Nous proposons la présentation d’outils performatifs pour la visualisation des données multimodales de l’interprétation pianistique, sous forme d’installation audiovisuelle ou d’application web (dans le cas où les lieux physiques ne seraient pas accessibles en raison notamment d’un confinement).

Les outils sont développés par Aurélien Duval, dans le cadre du projet post-doc du pianiste et musicologue Pavlos Antoniadis, en collaboration avec les laboratoires MUSIDANSE (Makis Solomos) et INREV-AIAC (Jean-François Jégo) de l’Université Paris 8, et l’équipe interaction-son- musique-mouvement, Ircam (Frédéric Bevilacqua) (https://eur-artec.fr/projets/developpement-du-systeme-gestcom/).

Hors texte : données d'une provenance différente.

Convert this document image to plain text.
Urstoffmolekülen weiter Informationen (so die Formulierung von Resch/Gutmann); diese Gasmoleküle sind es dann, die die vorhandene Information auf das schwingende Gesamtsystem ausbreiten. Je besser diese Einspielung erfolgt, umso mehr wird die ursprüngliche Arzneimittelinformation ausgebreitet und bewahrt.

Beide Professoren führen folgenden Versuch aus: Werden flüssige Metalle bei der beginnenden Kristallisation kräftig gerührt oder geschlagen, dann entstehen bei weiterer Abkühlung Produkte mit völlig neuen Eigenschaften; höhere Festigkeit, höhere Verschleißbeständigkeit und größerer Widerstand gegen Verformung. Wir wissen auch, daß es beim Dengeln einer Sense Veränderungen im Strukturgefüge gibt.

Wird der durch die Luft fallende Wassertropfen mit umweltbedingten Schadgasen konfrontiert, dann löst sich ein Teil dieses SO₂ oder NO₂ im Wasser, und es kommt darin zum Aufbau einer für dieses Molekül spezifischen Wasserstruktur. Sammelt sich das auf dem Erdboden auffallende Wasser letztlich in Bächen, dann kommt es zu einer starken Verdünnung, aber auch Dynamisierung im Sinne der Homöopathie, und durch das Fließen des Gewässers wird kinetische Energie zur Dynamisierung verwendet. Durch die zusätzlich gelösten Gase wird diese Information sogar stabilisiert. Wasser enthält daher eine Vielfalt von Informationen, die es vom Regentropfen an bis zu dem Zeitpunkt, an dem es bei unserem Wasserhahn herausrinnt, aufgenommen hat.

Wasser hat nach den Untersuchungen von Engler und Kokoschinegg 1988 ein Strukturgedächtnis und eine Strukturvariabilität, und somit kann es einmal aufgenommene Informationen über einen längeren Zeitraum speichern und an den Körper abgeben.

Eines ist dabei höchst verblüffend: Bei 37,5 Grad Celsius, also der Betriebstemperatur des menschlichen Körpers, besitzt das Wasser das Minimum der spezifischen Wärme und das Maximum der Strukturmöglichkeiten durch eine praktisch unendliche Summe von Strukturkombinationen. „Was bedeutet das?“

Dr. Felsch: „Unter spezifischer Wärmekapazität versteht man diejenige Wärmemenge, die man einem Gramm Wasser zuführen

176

Les outils, basés sur les recherches de projets précédents de l’équipe de recherche INREV-AIAC Paris 8 et de l’équipe ISMM / Ircam, se veulent modulaires et réutilisables par les équipes de recherche et facilement déployables en contexte d’installation artistique ou de mise en scène.

L’oeuvre de référence choisie pour ce projet est Evryali ( “la mer étendue” ) pour piano seul du compositeur Iannis Xenakis, sur la base des enregistrements multimodaux effectués aux universités d’Athènes, de Thessalonique en Grèce et dans l’Ircam (juin-décembre 2020).

Le but est la création d’un espace virtuel, augmenté et interactif, qui mélange la partition musicale avec l’espace physique, et encore le temps d’apprentissage avec le temps réel de la performance. Cet espace serait navigable par l’auditeur/spectateur sous forme d’enregistrement à travers d’une application web (plug-in potentiel de VR) ou sous forme de vidéo-mapping sur scène pour la performance live, en générant une réalité augmentée du concert.

La présentation sera accompagnée d’un débat présentant le travail.